Among my favorite movies are Cameron Crowe's Almost Famous and Elizabeth Town... Relevance? These are what Adios, Nirvana reminds me of. In fact, the two things things that I enjoyed the most about these movies and this book are Music and heart. Now, I know next to nothing about music. I sing off-key; I cannot play any instrument, so these just make my appreciation/admiration of anyone with skills in said areas all the greater... Precisely why I enjoyed this book so much.
On a bridge, that's where this book starts. From there it grabbed me by my eyeballs and would not let go till the last page. That’s how good it was. I try to steer clear of book flap words to describe things I've read. But I’ll make an exception in this case. This book is riveting.
It’s well written. It’s lyrical without being annoying. Poems just aren’t my thing, knowing that this book is about a boy, a poet really, this book did not alienate me at all. Normally, when I see a stanza here or a stanza there, my eyes glaze over and I lose interest. That did not happen here because it’s also humorous without being too snarky.
It’s a disarmingly straightforward: Jonathan’s brother is dead. Jonathan’s life is heading nowhere, and that’s despite his being a poet/prodigy. His life is focused on finishing his Tales of Telemachus, his friends, the THICKS, and hopefully finding a girlfriend. Opportunity comes knocking in the form of an blind, old man who would like to hire Jonathan to write his life’s story. So is this another Tuesday’s with Morrie? A little because there's a lot of the old man teaching our boy a thing or two about letting go and forgiving. But honestly, not at all, because this is all about Jonathan … and Telly.
Half of the time you get a picture smacked into your head instead of words and words and words that build a story up. Basically it’s VIVID. Take this for example, “… Looking like the great grunge god Eddie Vedder, of West Seattle and the world. My boxers ride my bellybutton. My Levi’s ride my butt crack.” Reading that, it’s almost as if I were recollecting something I’d seen before.
The way Jonathan spoke was quite engaging too. I wouldn’t agree with half the things he said, but I did get a kick out of the way he’d put it. Consider this, “It’s true, I am hard on my books. You don’t get your money’s worth till you’ve slammed them against the wall a few times. Broken their backs. My books are my family- the more they hurt me, the more I hurt them…” Sacrilege! I would never do those things, but I really loved the way he said it.

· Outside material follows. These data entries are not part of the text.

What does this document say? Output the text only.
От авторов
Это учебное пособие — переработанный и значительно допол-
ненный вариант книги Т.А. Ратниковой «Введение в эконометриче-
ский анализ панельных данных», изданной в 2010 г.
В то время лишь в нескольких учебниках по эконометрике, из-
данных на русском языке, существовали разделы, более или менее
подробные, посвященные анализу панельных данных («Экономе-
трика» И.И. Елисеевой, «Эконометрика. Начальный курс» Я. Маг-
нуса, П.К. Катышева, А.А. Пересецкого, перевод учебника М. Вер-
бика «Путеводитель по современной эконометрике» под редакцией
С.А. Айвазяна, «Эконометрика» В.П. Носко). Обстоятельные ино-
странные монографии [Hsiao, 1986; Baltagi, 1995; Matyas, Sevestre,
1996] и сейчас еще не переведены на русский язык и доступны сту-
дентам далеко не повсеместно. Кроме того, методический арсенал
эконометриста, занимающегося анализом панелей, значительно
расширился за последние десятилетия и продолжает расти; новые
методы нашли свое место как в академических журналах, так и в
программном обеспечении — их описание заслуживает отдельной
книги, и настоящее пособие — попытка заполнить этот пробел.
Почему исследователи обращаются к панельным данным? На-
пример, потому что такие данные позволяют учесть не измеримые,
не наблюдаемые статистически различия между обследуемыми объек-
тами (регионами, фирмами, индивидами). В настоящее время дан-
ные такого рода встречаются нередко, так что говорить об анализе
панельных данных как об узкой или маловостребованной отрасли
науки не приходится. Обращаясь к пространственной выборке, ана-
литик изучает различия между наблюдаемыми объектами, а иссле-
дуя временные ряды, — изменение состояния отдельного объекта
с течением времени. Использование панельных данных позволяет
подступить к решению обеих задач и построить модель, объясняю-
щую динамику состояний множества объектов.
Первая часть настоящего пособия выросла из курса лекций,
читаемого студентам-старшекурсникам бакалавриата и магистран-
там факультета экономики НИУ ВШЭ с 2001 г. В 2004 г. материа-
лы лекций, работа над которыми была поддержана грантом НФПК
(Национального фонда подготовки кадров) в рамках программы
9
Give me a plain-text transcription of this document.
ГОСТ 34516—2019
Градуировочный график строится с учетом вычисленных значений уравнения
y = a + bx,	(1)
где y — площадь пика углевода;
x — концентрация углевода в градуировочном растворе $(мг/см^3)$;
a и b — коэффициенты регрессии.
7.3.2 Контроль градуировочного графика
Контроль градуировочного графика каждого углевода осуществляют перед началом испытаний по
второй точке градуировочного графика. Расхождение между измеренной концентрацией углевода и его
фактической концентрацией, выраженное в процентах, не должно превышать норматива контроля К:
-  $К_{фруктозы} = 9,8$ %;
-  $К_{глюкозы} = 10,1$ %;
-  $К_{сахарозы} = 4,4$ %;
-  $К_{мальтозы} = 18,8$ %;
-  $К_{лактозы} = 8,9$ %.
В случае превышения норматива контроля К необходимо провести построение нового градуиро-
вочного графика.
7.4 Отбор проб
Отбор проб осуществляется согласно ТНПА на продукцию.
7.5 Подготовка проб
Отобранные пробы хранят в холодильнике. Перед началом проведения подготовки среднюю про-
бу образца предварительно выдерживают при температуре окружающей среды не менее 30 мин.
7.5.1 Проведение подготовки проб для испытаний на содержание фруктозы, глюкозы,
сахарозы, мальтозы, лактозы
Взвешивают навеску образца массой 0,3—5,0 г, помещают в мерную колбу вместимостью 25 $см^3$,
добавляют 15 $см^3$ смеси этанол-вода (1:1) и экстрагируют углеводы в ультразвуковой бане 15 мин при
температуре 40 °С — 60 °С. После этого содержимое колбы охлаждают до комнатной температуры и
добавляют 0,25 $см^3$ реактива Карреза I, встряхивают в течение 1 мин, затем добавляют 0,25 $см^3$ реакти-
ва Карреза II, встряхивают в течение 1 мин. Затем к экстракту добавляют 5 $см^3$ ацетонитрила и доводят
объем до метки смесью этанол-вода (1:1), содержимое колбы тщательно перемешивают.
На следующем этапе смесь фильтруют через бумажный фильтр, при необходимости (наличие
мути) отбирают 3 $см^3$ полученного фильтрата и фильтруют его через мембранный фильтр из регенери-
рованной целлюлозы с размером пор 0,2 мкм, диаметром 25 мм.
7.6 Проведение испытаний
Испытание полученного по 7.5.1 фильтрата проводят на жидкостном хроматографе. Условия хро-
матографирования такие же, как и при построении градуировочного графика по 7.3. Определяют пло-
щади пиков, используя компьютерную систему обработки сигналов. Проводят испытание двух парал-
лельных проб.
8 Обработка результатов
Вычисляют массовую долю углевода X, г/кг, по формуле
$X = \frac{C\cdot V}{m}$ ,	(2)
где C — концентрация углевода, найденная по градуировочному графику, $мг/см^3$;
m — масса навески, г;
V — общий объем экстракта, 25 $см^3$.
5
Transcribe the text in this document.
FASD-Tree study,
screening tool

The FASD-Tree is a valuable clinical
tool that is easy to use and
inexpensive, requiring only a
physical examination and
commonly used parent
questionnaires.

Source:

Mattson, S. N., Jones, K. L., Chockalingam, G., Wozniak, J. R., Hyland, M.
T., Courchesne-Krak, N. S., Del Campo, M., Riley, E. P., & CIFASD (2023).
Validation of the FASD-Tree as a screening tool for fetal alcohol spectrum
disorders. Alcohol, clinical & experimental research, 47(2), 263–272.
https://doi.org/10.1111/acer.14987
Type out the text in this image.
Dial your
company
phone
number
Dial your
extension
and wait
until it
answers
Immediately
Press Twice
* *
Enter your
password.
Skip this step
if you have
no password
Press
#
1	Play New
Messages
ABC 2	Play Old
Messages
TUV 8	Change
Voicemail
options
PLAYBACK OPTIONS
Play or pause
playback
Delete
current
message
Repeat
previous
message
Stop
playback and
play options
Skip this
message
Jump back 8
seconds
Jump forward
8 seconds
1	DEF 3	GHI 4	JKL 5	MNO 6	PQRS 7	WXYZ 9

But Adios, Nirvana is mostly sad because everything our boy, Jonathan does, wants to do, will do and can do circles back to Telly. But Telly‘s gone... all but from Jonathan’s of memories him.
Jonathan describes his writing thus,
“I prefer chaos because there’s no structure, no logic, to how I write. I write fast. Free. Gut.”
I guess that’s the best way to describe ADIOS, NIRVANA too.